Friday 26 September 2014

Modern-Day Witch Hunts Target Men

Witchcraft accusations and the subsequent attacks on the accused have plagued communities in Papua New Guinea for years. 

A type of violence usually committed against women has increasingly targeted men.

Speaking with Live Science, Anthropologist Dan Jorgensen of the University of Western Ontario described seven cases that involved the killings, beatings and gruesome torture of male victims. The cases, which occurred near the village of Telefomin, which he said may hold clues to the roots of violence.

In the new report, Jorgensen said six cases of male victims are between ages 35 and 65, and one case of an attack on a 16-year-old boy. Three of the victims were killed in the attacks.

One of the survivors, Thomas (not his real name), a deacon in his 60s from the nearby village of Talavip, was passing through that area with his two sons when he was assaulted.(Jorgensen used pseudonyms for all the victims mentioned in the report to protect their identities.)

"They beat me and my sons with iron rods and covered me with [oil]," Thomas told Jorgensen. "One of them lit a match and almost killed me, but someone told him that if he did, he would die, too, so they didn't set fire to me."

Violence related to witchcraft and sorcery allegations in Papua New Guinea has attracted media attention in the last decade, and has even acquired its own acronym: SRK, for "sorcery-related killing." 

The violence  In February 2013, a young mother was publicly tortured and burned alive; in April 2013, a retired female schoolteacher was tortured and publicly beheaded.

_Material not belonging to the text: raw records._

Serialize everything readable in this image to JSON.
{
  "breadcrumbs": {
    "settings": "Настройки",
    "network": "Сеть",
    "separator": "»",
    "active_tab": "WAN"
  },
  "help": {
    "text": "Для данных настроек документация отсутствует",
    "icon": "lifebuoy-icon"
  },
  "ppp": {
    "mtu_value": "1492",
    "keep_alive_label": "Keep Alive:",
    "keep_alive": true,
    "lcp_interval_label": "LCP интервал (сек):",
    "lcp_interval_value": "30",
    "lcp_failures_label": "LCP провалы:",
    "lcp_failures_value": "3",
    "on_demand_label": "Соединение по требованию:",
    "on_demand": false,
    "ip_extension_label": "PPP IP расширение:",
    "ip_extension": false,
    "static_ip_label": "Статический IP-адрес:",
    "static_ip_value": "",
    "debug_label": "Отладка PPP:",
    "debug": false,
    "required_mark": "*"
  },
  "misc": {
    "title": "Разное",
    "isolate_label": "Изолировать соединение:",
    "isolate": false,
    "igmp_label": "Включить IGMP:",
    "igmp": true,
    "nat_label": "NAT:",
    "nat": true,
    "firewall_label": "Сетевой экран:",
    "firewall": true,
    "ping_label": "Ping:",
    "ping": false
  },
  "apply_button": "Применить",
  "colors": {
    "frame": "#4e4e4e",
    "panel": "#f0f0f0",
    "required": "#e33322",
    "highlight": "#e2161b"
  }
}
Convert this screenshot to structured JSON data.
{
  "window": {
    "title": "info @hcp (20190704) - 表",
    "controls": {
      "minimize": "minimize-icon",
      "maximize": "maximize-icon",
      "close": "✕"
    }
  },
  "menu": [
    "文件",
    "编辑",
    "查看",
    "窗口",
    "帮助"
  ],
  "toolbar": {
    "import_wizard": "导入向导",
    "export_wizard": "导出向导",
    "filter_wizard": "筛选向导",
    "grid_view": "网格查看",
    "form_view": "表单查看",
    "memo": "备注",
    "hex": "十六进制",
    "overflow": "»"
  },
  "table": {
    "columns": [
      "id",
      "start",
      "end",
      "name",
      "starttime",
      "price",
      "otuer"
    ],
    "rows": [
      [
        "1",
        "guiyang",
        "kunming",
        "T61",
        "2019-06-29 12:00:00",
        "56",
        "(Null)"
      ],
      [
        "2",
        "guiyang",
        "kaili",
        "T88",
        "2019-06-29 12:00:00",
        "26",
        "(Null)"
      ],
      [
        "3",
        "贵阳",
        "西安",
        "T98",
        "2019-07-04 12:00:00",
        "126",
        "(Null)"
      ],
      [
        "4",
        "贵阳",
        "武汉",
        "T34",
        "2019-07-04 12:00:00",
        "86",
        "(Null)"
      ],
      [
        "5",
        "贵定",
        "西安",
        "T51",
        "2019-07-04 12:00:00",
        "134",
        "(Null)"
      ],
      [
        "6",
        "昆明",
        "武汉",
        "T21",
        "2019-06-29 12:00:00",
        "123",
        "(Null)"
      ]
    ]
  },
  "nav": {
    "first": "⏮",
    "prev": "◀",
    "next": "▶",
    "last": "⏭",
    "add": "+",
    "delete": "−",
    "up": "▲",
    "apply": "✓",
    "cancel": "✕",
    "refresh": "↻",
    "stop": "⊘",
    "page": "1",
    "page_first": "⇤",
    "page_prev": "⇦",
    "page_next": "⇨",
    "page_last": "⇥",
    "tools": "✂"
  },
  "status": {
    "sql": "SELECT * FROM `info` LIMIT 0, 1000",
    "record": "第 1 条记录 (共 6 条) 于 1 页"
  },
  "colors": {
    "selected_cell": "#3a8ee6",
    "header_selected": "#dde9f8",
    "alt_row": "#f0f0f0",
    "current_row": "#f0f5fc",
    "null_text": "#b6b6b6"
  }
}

The government reacted by introducing legislation to punish the perpetrators of such crimes. 

Jorgensen reports, the violence against men in Telefomin may not stem from old beliefs about witches. But the perpetrators are believed to be a group of young men who dropped out of school and remain unemployed. The locals refer to these men as "the Boys."

A conflict between the Boys and the community — triggered by the lack of educational or economic opportunities and likely fueled by their drug use — may instead be the real reason behind the attacks.